- Born: May 12, 1945
- Died: January 4, 2002 (aged 56)
- Spouse: Ardyce
- Writing career
- Genres: Outdoors, Non-fiction
- Subject: Fly fishing

= Gary LaFontaine =

American fisherman

Gary LaFontaine (May 12, 1945 – January 4, 2002) was a well-known fly fisherman and author. His books include Caddisflies, The Dry Fly: New Angles, Fly Fishing the Mountain Lakes, and Trout Flies: Proven Patterns. He died of Lou Gehrig's disease.

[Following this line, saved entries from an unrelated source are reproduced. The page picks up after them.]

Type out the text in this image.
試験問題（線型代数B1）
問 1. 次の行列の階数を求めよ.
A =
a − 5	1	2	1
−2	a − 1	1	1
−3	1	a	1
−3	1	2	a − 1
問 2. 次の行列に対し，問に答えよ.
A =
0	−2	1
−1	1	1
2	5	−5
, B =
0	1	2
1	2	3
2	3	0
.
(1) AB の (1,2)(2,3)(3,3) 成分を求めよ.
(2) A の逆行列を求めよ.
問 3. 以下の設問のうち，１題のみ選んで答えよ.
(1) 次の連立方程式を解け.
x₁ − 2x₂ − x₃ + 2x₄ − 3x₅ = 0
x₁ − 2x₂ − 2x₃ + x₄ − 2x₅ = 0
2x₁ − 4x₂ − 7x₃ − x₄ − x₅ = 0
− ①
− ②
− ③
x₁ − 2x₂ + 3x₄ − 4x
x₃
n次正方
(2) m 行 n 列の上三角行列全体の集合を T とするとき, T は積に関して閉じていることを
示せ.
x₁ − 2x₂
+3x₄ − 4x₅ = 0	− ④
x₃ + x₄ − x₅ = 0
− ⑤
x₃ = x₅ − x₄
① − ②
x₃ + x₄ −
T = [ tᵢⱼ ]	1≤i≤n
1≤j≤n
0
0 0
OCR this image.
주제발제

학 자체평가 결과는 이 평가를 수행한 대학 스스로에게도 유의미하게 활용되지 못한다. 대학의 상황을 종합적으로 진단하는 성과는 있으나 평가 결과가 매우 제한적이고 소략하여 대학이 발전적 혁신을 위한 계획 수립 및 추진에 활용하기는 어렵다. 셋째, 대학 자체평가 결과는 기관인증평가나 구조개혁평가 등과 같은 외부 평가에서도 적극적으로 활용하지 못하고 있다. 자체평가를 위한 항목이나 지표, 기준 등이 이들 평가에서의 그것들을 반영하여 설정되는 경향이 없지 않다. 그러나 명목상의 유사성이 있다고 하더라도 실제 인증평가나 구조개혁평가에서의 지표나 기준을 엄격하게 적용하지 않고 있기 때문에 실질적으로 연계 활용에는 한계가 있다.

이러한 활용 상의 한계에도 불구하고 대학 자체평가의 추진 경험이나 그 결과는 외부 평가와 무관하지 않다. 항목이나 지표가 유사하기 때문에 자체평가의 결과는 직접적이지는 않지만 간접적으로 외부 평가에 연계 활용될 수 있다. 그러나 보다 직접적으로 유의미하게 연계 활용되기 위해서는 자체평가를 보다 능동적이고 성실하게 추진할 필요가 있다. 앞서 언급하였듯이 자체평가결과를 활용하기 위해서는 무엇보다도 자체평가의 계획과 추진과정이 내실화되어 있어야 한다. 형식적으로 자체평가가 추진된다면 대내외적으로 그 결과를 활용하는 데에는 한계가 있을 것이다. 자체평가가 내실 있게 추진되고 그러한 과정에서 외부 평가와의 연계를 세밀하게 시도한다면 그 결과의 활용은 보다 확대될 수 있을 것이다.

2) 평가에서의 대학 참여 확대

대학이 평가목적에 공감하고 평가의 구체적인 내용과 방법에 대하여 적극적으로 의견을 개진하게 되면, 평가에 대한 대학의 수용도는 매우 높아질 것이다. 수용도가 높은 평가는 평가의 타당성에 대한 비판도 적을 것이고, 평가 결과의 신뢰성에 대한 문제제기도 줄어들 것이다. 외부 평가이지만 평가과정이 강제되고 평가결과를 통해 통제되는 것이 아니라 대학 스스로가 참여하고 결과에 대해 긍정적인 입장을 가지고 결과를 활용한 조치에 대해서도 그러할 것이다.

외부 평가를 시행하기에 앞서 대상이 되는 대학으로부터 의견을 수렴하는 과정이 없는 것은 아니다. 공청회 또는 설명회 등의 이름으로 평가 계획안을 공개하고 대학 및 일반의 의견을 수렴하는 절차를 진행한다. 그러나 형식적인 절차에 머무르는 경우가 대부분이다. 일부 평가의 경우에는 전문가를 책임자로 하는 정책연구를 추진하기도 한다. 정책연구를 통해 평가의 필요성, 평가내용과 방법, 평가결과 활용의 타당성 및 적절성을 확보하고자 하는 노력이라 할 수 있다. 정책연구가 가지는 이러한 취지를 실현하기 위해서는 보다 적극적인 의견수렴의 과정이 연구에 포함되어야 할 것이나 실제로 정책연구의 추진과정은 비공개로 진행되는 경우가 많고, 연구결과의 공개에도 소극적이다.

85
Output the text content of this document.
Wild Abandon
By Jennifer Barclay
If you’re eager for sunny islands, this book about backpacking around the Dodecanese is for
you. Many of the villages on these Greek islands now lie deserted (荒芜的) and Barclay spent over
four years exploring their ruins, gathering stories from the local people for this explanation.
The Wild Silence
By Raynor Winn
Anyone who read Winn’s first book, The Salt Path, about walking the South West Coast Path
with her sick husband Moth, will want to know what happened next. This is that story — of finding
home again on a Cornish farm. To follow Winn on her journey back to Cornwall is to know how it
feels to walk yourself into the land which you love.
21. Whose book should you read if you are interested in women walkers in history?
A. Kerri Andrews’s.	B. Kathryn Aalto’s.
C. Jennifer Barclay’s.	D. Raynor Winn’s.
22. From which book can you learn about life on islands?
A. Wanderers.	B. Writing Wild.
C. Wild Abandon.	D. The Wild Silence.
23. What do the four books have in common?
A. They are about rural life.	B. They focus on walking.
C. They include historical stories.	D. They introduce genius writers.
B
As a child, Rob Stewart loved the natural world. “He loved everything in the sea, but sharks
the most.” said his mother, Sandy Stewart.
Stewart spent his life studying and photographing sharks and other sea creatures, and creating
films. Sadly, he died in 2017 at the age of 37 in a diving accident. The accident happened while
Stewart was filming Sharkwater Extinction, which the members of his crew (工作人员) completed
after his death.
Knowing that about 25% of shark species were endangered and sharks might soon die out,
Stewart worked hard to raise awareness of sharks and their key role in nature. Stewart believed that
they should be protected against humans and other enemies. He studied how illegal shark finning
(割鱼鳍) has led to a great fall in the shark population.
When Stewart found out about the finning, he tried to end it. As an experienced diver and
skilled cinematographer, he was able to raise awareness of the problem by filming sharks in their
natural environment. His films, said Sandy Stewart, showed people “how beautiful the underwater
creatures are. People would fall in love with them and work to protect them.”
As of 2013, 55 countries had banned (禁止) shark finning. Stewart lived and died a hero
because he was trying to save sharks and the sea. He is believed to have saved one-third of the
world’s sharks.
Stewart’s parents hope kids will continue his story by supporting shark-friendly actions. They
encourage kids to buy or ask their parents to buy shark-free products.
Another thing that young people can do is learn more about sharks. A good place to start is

The nice part about fishing all the time is that an angler can spare moments for just sitting and watching the water. These spells don't even have to have a purpose, but it is hard not to discover some secrets during such interludes. The fisherman without a schedule doesn't need to rush about, casting furiously in a hunt for every possible trout. For this reason, he usually catches more of them.
— Gary LaFontaine, Trout Flies: Proven Patterns

== Early life ==

Growing up in Connecticut Gary LaFontaine caught his first fish at age eight using a fly. At age 15 he published his first fishing article. In 1963 he attended the University of Montana majoring in Behavioral Psychology. Gary and his wife Ardyce returned to Connecticut where she worked with mentally disabled children. They moved in 1973 to Deer Lodge, Montana where Gary worked as a guard at the Montana State Prison. He later took up a post in the children's ward at the historic Montana State Hospital in Warm Springs, Montana.

== Publishing ==

He worked with Stan and Glenda Bradshaw to form Greycliff publishing and a mail-order business called Book Mailer.

== Illness ==

His wife Ardyce died in 1994 from a long debilitating illness. It wasn't long until news that he had ALS spread throughout the flyfishing world. By 2000 he required the use of a wheelchair, but was still a prominent figure, attending conventions like the Federation of Flyfishers.

== Awards ==
It was in 1990 that he won the Arnold Gingrich Memorial Award for Lifetime Writing Achievements, after which he continued writing for another ten years. He was awarded Angler of the Year in 1996 by Fly, Rod and Reel magazine.

==Bibliography==
Challenge of the Trout was his first book that was published in 1976 (no longer in print). His second book Caddisflies gained him national recognition in 1981. The next book he published was The Dry Fly: New Angles in 1990. Then Trout Flies: Proven Patterns in 1993 and then Flyfishing Mountain Lakes in 1996.